Jeff Fisher thought Damian Williams looked taller than he actually is when he watched film on the USC wide receiver. No one could have made the same mistake with Georgia linebacker Rennie Curran.
Either way, the Tennessee Titans measured the worth of both and decided they merited selection in the third round Friday, the second day of the 2010 NFL draft. Tennessee took Williams with its regular third-round choice (77th overall) and then grabbed Curran with the compensatory pick it received (97th overall) for the loss of defensive tackle Albert Haynesworth through free agency.
At 5-foot-10 ½, Curran was by far the shortest of the nine linebackers drafted through the first three rounds. All of the others were at least 6-foot and two were as tall as 6-foot-3.
“As far as my height goes, I don’t play barefoot, you know,” Curran said. “When I put my cleats on and my helmet, I’m about 6-1 or 6-2.
“And I’m not weak either. I may be a little bit shorter but I’m not weak by any means. So I use my strength and my quickness to my advantage.”
He certainly amassed some sizable statistics in a three-year career at Georgia, which included 30 starts. He was a freshman All-American in 2007 and then became the first UGA player since 1996 and 1997 to record more than 100 tackles in consecutive seasons. He made 115 stops in 2008 and was second in the Southeastern Conference with 130 last fall.
His 298 career tackles are tied for 12th on the Bulldogs’ career list.

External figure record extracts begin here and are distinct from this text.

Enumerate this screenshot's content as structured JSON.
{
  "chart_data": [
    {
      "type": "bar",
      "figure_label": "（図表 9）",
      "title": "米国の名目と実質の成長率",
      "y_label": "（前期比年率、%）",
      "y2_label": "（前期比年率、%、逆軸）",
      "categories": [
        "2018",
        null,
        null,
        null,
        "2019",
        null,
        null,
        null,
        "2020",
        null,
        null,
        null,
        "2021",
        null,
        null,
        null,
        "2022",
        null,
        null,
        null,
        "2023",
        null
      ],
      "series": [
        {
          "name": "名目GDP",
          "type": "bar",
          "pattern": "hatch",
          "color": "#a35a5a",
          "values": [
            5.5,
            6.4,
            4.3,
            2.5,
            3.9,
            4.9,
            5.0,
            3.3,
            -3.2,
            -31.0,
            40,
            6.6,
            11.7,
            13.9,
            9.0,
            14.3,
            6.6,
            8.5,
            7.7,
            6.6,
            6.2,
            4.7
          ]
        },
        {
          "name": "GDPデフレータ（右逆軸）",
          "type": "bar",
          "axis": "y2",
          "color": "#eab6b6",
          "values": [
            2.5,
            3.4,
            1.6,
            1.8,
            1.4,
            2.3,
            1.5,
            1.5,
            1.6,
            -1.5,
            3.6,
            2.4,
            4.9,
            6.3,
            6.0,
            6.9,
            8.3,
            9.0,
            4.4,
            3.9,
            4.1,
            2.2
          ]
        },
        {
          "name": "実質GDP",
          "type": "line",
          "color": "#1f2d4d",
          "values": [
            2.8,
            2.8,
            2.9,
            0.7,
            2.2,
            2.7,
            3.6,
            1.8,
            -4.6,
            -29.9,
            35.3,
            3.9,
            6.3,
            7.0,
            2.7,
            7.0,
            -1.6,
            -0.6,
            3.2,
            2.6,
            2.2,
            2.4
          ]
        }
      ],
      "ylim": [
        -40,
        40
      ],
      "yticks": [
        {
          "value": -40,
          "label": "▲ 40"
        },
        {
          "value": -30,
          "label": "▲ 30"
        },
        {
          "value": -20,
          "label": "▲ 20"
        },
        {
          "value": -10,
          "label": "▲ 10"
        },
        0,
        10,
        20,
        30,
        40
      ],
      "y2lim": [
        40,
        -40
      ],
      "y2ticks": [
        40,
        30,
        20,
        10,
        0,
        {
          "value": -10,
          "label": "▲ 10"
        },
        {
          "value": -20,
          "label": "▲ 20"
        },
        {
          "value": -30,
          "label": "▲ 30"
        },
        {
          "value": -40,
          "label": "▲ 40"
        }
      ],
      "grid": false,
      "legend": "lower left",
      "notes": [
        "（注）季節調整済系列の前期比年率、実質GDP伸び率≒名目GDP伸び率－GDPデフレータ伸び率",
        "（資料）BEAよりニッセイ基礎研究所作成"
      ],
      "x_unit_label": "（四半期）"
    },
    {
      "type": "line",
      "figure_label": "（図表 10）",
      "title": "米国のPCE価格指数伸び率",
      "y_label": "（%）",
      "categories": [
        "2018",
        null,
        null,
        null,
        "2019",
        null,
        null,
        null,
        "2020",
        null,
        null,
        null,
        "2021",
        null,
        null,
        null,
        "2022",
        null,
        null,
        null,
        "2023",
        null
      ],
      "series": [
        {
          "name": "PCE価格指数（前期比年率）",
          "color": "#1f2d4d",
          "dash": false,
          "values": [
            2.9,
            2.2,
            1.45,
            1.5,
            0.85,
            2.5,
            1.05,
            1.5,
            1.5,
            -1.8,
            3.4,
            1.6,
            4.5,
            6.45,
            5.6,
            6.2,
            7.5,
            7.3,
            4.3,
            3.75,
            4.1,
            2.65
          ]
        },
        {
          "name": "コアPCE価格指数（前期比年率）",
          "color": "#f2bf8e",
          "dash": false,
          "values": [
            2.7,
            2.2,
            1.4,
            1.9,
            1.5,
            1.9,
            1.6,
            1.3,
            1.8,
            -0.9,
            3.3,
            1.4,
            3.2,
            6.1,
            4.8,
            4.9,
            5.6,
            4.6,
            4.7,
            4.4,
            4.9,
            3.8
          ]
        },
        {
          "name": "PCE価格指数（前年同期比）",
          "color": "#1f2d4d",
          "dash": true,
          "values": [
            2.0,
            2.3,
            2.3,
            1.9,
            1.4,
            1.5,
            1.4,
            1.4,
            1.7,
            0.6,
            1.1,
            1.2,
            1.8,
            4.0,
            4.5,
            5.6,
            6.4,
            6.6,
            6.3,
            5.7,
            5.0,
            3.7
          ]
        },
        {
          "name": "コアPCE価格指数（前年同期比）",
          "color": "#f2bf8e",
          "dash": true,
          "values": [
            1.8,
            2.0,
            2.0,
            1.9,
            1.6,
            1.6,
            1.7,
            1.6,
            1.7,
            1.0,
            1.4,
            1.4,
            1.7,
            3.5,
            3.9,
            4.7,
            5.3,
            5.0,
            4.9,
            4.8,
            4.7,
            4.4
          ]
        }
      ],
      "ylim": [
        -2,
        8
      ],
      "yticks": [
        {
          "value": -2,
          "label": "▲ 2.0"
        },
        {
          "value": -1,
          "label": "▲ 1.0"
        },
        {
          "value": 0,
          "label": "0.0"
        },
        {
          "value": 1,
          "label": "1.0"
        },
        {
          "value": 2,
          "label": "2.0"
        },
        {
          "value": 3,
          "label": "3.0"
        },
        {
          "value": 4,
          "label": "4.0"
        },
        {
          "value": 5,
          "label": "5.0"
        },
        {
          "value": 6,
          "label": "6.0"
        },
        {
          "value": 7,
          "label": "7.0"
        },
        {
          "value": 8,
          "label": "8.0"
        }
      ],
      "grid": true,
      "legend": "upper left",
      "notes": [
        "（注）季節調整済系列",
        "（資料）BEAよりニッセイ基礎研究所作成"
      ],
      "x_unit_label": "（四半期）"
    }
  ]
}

“The first topic people are going to bring up is height,” Titans’ scout Cole Proctor said. “He comes in a short package but a powerful package. (He is) a very instinctive football player. … Just a very, very solid football player. You just wish he was taller.”
His size apparently won’t limit his possibilities within the Titans’ scheme. Coach Jeff Fisher and general manager Mike Reinfeldt each said that Curran could play either inside or outside linebacker, although he likely would be used on the outside first.
“He’s kind of unique in that even though he doesn’t have the ideal height, he’s a long-strider.” Fisher said. “So he covers a lot of ground.”
Williams, who played one season at Arkansas, then transferred and played two for USC, has more respectable size at just under 6-foot-1.
He caught 128 passes combined in his three-year-career, including 70 for 1,010 yards last season when he was named the Trojans’ most valuable player in voting by his teammates.
“It’s interesting when you watch him on tape,” Fisher said. “I thought he was much bigger. Taller. He plays big. … He’s explosive. He’s got great hands. You can see him catch out of frame.”
Just as interesting – if not more so – to the Titans was the fact that he averaged 13.6 yards and scored two touchdowns on 25 punt returns in 2009, the only time in his career he had that job.
Tennessee was 25th in the league in punt return average and 29th in kickoff return average last season.
“I’m probably better at punts, but I’ve done both,” Williams said. “I’ve always worked at it. I’ve worked at every year since I’ve been in high school and I can’t wait to do it (in the NFL).”
The Titans considered Williams a second-round talent and even attempted to trade up to get him because they did not think he would last until the 77th pick. Ultimately they held on to all six of their choices for the final four rounds – one each in the fourth and fifth rounds and two each in the sixth and seventh rounds.
The fourth round is scheduled to begin at 9 a.m. (CDT) Saturday. Tennessee has drafted at least one cornerback every year since 2001 and is expected to do so again this year. The other area generally considered in need of attention is safety.
“I think we made some positive steps,” Reinfeldt said. “I think the return thing (with Williams) is good. I think you have a receiver who has a chance to be your No. 1. We got an active linebacker who can play both inside and outside – we’ll probably start him at outside.
“So I think we accomplished some good things (Friday).”
Notice that he didn’t say ‘big’ things.